Nevill, Druce and Co
of Swansea and Llanelli
See also Llanelly Copper Works Co
1804 On behalf of John Guest, a merchant and industrialist from Birmingham (so is this the right John Guest?), and William Savill, a copper merchant from London, Charles Nevill established the Llanelli Copperworks - Llanelly Copper Works Company. Agreed terms for coal supply with Roderick, Bowen and Griffiths.
1805 Co-partnership deeds signed between Ralph Allen Daniell (a merchant and banker from Truro), William Savill, John Guest and Charles Nevill. Although Charles’s son Richard Janion was involved in the formation of the Copperworks Company, he was not made a partner at that time. Smelting started.
1806 Copperhouse Dock built
1813 The leadworks were rebuilt near the copperworks; smelting at the Llanelly Lead Works probably began early in 1813.
1813 Charles died; the works were developed further by Richard Janion Nevill.
The Copperworks Company provided accommodation for its workforce and, in time, a form of welfare system
1816/7 Richard Nevill was made a full partner; John Guest sold his interests; the partnership became Daniell, Savill, Sons, and Nevill
1819 The partnership was Daniell, Son, and Nevill
1824 A new partnership was formed in April. Thomas Daniell, Joseph Savill, Richard Janion Nevill and Alexander Druce traded under the name Daniell Nevill and Co.
1829 Purchased all of the Carmarthenshire collieries of General Ward, and became involved in numerous business partnerships.

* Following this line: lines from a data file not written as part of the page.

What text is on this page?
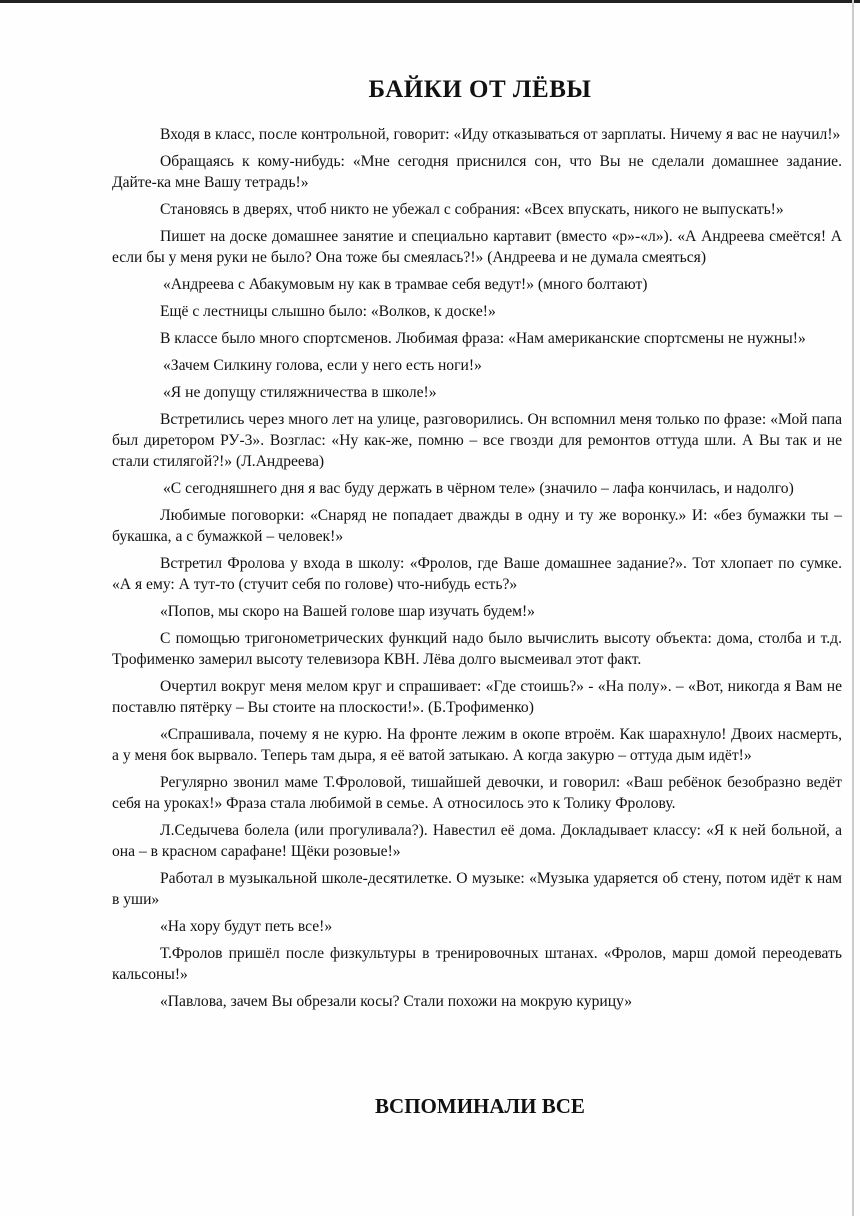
БАЙКИ ОТ ЛЁВЫ

Входя в класс, после контрольной, говорит: «Иду отказываться от зарплаты. Ничему я вас не научил!»

Обращаясь к кому-нибудь: «Мне сегодня приснился сон, что Вы не сделали домашнее задание. Дайте-ка мне Вашу тетрадь!»

Становясь в дверях, чтоб никто не убежал с собрания: «Всех впускать, никого не выпускать!»

Пишет на доске домашнее занятие и специально картавит (вместо «р»-«л»). «А Андреева смеётся! А если бы у меня руки не было? Она тоже бы смеялась?!» (Андреева и не думала смеяться)

«Андреева с Абакумовым ну как в трамвае себя ведут!» (много болтают)

Ещё с лестницы слышно было: «Волков, к доске!»

В классе было много спортсменов. Любимая фраза: «Нам американские спортсмены не нужны!»

«Зачем Силкину голова, если у него есть ноги!»

«Я не допущу стиляжничества в школе!»

Встретились через много лет на улице, разговорились. Он вспомнил меня только по фразе: «Мой папа был диретором РУ-3». Возглас: «Ну как-же, помню – все гвозди для ремонтов оттуда шли. А Вы так и не стали стилягой?!» (Л.Андреева)

«С сегодняшнего дня я вас буду держать в чёрном теле» (значило – лафа кончилась, и надолго)

Любимые поговорки: «Снаряд не попадает дважды в одну и ту же воронку.» И: «без бумажки ты – букашка, а с бумажкой – человек!»

Встретил Фролова у входа в школу: «Фролов, где Ваше домашнее задание?». Тот хлопает по сумке. «А я ему: А тут-то (стучит себя по голове) что-нибудь есть?»

«Попов, мы скоро на Вашей голове шар изучать будем!»

С помощью тригонометрических функций надо было вычислить высоту объекта: дома, столба и т.д. Трофименко замерил высоту телевизора КВН. Лёва долго высмеивал этот факт.

Очертил вокруг меня мелом круг и спрашивает: «Где стоишь?» - «На полу». – «Вот, никогда я Вам не поставлю пятёрку – Вы стоите на плоскости!». (Б.Трофименко)

«Спрашивала, почему я не курю. На фронте лежим в окопе втроём. Как шарахнуло! Двоих насмерть, а у меня бок вырвало. Теперь там дыра, я её ватой затыкаю. А когда закурю – оттуда дым идёт!»

Регулярно звонил маме Т.Фроловой, тишайшей девочки, и говорил: «Ваш ребёнок безобразно ведёт себя на уроках!» Фраза стала любимой в семье. А относилось это к Толику Фролову.

Л.Седычева болела (или прогуливала?). Навестил её дома. Докладывает классу: «Я к ней больной, а она – в красном сарафане! Щёки розовые!»

Работал в музыкальной школе-десятилетке. О музыке: «Музыка ударяется об стену, потом идёт к нам в уши»

«На хору будут петь все!»

Т.Фролов пришёл после физкультуры в тренировочных штанах. «Фролов, марш домой переодевать кальсоны!»

«Павлова, зачем Вы обрезали косы? Стали похожи на мокрую курицу»

ВСПОМИНАЛИ ВСЕ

By 1833 The company was responsible for 13 per cent of Britain's copper production, making it the nation's joint third largest copper smelting concern, a position it maintained over the following two decades.
1837 The partnership became Sims, Willyams, Nevill, Druce and Co.
1844 The company became Sims, Willyams, Nevill Druce and Co.
1856 Richard Janion Nevill died; his son, Charles William Nevill, became managing director
Charles William Nevill, became MP for Carmarthenshire and High Sheriff of the county.
1873 The business was renamed Nevill, Druce and Company; partners included members of the Druce and Devas families.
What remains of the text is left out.